Saturday, March 3, 2007

the fab

happy 34th anniversary parents. just unequivocally, my mother is the kindest person in the world. when i was younger she was too self-sacrificing but now she's exactly herself: perfectly loving and shit-giving at the same time. my father is equally unequaled. who else throws pancakes at yr car when you're trying to drive away from the house or starts indoor water fights on school nights? don't splash the pictures with the hose, my mom yells! who else sings silly songs abt being able to do whatever you want to? you know you know that song, backman family friends. i probably sang it to you in college.

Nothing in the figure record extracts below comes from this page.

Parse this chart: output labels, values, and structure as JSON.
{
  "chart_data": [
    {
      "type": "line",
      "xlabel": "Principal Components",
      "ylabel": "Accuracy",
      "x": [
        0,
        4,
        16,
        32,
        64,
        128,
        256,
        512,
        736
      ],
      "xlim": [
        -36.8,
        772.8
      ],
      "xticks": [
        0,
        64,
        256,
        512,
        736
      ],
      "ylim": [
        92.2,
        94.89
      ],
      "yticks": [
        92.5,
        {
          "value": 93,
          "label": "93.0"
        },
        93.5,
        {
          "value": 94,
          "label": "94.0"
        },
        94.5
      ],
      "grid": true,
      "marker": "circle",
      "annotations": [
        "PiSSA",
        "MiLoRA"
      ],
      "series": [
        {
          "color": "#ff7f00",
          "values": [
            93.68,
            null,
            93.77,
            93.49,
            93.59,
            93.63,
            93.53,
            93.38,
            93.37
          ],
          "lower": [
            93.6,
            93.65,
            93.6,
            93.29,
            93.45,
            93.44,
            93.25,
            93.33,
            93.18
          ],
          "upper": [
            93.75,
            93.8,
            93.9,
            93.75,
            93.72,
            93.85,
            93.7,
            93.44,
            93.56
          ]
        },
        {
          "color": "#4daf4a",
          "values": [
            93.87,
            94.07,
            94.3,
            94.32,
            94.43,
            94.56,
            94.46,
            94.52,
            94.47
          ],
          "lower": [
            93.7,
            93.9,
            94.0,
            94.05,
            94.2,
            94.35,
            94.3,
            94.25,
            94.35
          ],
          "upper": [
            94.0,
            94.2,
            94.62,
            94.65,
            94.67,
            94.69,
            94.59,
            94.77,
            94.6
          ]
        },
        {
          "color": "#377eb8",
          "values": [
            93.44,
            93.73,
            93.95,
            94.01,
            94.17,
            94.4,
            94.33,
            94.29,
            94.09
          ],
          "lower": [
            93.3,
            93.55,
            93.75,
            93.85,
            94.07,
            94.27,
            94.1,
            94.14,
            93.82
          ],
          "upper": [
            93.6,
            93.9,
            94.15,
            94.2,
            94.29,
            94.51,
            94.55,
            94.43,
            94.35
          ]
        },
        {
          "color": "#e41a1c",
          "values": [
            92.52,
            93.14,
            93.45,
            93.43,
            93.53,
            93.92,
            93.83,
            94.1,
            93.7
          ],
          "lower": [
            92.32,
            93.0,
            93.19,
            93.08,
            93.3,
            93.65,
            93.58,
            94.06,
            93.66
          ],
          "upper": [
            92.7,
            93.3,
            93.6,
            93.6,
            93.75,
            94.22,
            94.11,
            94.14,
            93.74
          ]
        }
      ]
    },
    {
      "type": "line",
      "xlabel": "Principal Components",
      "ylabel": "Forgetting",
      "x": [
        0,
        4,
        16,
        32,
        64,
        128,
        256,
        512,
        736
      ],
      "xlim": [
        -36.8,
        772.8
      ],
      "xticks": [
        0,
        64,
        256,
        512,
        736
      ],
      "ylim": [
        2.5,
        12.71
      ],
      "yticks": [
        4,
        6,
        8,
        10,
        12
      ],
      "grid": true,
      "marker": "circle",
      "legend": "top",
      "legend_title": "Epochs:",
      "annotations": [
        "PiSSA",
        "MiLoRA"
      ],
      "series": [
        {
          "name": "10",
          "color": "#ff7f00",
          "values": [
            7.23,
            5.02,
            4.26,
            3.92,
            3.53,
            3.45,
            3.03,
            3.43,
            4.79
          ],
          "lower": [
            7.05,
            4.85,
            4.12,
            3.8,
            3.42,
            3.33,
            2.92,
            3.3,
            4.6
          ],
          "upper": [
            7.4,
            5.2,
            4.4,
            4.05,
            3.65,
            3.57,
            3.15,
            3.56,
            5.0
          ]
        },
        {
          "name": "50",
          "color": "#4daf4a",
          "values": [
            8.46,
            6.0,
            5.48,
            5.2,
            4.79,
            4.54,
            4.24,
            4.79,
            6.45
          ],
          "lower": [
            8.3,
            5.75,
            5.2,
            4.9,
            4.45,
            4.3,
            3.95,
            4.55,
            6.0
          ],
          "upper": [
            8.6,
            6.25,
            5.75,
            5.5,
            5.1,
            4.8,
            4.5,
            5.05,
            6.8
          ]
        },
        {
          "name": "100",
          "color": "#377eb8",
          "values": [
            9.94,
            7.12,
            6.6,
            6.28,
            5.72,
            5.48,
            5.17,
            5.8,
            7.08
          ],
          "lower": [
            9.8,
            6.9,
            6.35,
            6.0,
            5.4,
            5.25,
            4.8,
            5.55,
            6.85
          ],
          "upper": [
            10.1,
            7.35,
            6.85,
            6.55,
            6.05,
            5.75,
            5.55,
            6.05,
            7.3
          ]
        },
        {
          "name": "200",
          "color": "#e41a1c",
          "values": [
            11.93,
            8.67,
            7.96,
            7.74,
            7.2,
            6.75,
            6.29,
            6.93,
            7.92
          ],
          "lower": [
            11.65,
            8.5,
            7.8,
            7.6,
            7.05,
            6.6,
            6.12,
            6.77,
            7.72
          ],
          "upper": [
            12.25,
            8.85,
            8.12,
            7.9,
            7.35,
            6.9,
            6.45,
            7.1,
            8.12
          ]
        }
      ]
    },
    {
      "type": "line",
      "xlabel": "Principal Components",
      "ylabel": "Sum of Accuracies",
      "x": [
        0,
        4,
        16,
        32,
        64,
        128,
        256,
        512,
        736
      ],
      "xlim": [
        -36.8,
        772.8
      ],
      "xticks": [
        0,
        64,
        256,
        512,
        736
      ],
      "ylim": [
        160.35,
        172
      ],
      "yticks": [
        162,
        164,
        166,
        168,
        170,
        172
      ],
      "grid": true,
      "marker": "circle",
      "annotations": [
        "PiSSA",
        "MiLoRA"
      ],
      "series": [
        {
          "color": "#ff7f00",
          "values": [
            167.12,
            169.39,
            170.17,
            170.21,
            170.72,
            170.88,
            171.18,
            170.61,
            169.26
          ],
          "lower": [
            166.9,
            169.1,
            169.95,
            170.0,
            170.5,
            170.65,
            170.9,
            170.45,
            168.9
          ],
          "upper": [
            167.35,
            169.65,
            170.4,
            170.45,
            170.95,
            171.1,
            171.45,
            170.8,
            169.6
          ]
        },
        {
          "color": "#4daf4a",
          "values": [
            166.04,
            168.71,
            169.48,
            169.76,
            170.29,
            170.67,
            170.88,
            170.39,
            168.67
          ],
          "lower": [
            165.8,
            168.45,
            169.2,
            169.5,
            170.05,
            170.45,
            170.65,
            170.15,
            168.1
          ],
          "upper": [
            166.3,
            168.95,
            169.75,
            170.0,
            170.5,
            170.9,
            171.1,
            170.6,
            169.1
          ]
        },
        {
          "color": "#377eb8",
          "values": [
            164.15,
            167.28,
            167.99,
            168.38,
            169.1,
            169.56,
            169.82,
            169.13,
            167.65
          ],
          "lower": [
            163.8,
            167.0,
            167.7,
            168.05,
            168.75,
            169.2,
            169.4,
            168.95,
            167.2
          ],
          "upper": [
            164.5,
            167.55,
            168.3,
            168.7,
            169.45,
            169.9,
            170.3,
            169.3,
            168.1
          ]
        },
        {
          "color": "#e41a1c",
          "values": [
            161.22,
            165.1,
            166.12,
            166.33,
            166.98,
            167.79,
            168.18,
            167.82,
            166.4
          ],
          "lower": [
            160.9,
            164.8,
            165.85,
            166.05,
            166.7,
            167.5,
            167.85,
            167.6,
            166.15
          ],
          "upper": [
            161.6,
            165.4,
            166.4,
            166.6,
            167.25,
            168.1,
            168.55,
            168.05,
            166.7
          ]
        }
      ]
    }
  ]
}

some of my favorite memories are when they would go out on their seldom dates and then come home late after whatever babysitter put me to bed. my mom would come in and sit on the edge of my bed and tell me exactly what they did and exactly what they had for their fancy dinner and what they talked abt and what they saw. i couldn't wait to be grown up and have dates and cocktails and romance. i hated being a kid. being an adult may, indeed, suck occasional ass but it beats the shit out of being a kid as far as i'm concerned. i never felt the happy free-wheeling kid shit they tell you you feel in movies and whatever. homework in 2nd grade was as stressful to me as taxes and prelim reading lists are for me now. i have eternally taken things too seriously. but my parents are the fab.

so david and i went to mia's birthday party tonight and it was lovely. i brought two bottles of wine and drank one of them by myself. that's relatively appropriate, right? i also made her a mix cd and tied it with shiny curly pink ribbon so that for sure makes up for drinking up half the shit i brought, non? we all ate spinach dip and artichoke dip and that kind of birthday cake with the insanely sweet sugary icing that says 'happy bithday mia' in pink and just tastes like happiness and innocence if happiness and innocence were a taste. and smoked cigarettes and watched spaceballs.

that is a happy fucking saturday night for me, my dears.